Elle est d’une richesse folle! Je suis constamment impressionnée par la variété des propositions et cette capacité à inventer des formes nouvelles. J’ai vu plusieurs créations cette année, avec des choix forts, risqués même, dans la mise en scène. Notamment Amer Amer (NDLR : de Jérôme Michez et Elsa Rauchs), où c’est une femme prise au hasard dans le public qui joue le deuxième rôle. C’est osé, non ?
Avez-vous des ambitions par rapport au Luxembourg et des envies de retour sur scène ?
Je ne sais pas si je vais rejouer, car cette place de metteuse en scène me plaît énormément. Évidemment, j’aimerais bien faire d’autres projets au Luxembourg : j’y ai fait de belles rencontres qu’il serait dommage de négliger, et j’ai des idées qui commencent à s’agiter. Il faut qu’elles s’expriment!
Le TalentLab, c’est mieux que de répéter sous un chapiteau ou dans des squats mal chauffés!
La transmission des idées est comme celle des virus. Elles n’ont pas besoin d’être vraies, juste faciles à propager…
La pièce
La manipulation mentale n’est plus de la science-fiction. La capacité des parasites à manipuler la cognition et le comportement de leur hôte est fascinante, car elle soulève des questions philosophiques telles que la notion de libre arbitre.
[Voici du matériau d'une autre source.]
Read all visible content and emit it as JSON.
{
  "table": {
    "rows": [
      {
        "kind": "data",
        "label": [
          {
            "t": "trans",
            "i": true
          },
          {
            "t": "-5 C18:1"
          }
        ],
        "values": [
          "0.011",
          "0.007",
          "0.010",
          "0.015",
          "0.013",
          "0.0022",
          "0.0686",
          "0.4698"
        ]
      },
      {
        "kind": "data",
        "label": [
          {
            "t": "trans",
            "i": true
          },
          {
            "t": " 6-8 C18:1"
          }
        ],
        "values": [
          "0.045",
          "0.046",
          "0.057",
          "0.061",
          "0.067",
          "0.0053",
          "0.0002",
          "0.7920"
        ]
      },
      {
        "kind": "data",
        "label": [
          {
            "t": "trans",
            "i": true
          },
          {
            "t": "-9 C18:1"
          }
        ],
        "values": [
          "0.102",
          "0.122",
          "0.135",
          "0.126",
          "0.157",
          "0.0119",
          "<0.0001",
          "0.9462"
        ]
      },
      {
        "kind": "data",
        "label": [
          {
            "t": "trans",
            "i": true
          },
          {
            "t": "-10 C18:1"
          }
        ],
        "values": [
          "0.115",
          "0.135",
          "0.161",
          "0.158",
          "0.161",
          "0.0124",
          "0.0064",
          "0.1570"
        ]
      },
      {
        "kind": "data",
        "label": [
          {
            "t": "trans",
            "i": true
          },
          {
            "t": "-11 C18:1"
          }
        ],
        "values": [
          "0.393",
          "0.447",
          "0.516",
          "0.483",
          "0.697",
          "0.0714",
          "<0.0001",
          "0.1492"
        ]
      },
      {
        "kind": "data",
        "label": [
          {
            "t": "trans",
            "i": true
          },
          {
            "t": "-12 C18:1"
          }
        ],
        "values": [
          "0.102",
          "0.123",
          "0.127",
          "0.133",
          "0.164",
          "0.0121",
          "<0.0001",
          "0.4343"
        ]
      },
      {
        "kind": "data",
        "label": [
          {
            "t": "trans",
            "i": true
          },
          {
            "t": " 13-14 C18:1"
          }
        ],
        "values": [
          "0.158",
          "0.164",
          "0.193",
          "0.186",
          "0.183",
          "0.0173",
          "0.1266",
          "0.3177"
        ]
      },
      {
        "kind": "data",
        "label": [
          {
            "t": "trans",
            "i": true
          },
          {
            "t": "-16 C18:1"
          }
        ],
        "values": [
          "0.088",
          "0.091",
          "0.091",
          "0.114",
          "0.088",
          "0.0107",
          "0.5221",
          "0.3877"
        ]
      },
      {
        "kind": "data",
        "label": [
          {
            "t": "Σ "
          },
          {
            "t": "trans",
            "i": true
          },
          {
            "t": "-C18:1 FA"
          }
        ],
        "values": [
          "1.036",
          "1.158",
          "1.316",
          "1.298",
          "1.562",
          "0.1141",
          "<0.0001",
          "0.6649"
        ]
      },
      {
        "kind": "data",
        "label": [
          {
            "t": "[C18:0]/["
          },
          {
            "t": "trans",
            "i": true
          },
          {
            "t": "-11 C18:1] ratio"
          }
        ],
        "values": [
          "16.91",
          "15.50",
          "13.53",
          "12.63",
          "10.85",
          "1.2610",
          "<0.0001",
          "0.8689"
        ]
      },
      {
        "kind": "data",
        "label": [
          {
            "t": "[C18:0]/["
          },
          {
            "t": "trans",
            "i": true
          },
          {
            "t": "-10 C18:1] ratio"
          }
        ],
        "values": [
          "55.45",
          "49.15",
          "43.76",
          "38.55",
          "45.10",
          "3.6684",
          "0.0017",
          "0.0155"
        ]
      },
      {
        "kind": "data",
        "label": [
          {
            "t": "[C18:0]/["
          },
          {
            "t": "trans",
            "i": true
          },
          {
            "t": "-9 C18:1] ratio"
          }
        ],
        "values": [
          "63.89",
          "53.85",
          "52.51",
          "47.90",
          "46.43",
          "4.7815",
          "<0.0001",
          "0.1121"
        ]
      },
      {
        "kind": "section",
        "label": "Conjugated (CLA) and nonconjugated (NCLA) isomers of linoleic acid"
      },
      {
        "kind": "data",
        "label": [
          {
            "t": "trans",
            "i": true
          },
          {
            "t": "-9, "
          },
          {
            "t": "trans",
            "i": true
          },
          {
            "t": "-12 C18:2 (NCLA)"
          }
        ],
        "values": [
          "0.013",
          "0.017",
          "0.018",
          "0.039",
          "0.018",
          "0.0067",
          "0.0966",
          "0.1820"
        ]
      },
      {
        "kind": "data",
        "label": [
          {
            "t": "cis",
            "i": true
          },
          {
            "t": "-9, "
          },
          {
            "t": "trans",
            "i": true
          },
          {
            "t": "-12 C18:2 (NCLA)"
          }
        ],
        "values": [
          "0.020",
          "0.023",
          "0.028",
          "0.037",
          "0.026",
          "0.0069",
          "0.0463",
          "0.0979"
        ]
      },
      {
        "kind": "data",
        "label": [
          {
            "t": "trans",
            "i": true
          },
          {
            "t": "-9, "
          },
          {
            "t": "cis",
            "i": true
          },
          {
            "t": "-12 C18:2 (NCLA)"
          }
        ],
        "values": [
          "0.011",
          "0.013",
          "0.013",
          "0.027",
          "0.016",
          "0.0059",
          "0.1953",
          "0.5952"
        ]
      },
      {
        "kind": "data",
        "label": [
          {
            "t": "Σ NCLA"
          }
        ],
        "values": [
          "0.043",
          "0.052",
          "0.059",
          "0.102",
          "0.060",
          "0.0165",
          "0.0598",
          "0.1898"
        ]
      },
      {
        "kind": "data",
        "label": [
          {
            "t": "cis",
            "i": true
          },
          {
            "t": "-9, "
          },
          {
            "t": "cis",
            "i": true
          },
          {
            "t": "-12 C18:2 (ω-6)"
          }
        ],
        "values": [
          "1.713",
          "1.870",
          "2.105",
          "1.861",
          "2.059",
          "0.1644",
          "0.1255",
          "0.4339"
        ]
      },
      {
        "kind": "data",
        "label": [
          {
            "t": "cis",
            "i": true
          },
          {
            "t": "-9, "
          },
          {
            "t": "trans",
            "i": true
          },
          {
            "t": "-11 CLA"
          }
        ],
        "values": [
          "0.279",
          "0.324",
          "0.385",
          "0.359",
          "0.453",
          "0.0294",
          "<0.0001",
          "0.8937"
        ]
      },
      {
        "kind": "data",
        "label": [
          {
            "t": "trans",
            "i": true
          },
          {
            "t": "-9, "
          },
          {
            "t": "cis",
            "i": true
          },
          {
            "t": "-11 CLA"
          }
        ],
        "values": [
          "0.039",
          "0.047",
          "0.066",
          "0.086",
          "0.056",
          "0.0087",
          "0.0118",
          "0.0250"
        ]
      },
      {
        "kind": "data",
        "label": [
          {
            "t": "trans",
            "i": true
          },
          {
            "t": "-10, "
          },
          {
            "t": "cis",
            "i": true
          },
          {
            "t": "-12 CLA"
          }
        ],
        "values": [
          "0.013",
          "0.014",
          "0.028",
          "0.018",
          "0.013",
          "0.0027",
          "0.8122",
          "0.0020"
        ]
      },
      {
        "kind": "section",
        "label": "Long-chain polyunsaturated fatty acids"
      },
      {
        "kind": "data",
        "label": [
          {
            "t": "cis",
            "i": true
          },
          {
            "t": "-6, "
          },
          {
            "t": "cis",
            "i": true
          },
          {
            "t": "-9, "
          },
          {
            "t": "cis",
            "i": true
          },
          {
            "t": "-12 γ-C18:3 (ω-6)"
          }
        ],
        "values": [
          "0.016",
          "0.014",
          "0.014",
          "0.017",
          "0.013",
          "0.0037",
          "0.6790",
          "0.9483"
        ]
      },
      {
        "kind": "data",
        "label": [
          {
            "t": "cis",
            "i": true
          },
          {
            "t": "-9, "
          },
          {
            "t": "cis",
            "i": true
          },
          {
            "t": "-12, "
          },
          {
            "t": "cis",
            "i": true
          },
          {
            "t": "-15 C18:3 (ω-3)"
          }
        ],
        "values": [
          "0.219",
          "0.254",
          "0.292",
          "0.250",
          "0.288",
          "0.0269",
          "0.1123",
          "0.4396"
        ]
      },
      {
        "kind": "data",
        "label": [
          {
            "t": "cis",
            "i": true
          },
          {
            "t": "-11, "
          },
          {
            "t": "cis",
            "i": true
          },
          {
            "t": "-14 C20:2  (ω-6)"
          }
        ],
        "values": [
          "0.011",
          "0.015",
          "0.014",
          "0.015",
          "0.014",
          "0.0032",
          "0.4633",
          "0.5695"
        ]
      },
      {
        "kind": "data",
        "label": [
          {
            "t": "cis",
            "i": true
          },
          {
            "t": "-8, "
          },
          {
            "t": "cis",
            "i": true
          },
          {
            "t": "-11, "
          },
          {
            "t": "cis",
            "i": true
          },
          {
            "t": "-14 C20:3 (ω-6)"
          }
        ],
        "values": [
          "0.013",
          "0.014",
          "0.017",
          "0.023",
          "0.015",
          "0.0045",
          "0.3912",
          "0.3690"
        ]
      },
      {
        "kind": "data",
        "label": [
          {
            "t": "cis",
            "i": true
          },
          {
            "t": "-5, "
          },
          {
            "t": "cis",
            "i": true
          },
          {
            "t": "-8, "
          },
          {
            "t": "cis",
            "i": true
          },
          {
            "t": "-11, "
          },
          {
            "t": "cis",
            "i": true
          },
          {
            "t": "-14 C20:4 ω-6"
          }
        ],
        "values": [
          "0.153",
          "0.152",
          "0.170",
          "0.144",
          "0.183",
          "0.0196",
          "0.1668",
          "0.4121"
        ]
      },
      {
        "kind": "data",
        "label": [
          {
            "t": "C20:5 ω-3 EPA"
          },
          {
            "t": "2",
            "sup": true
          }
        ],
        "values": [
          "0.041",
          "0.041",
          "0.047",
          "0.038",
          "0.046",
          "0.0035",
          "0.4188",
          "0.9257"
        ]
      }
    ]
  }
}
Parasite utilise l’infection parasitaire comme point de départ pour examiner des notions de choix, destin, désir et les traits que chacun de nous vient associer à son «soi». Le corps est le premier outil d’expression pour ce projet mêlant cirque, théâtre physique et recherche scientifique : ainsi, les artistes exploreront par le corps ce qui se passe dans le cerveau.
«Parasite» TNL – Luxembourg. Ce jeudi soir, vendredi et samedi à 20 h.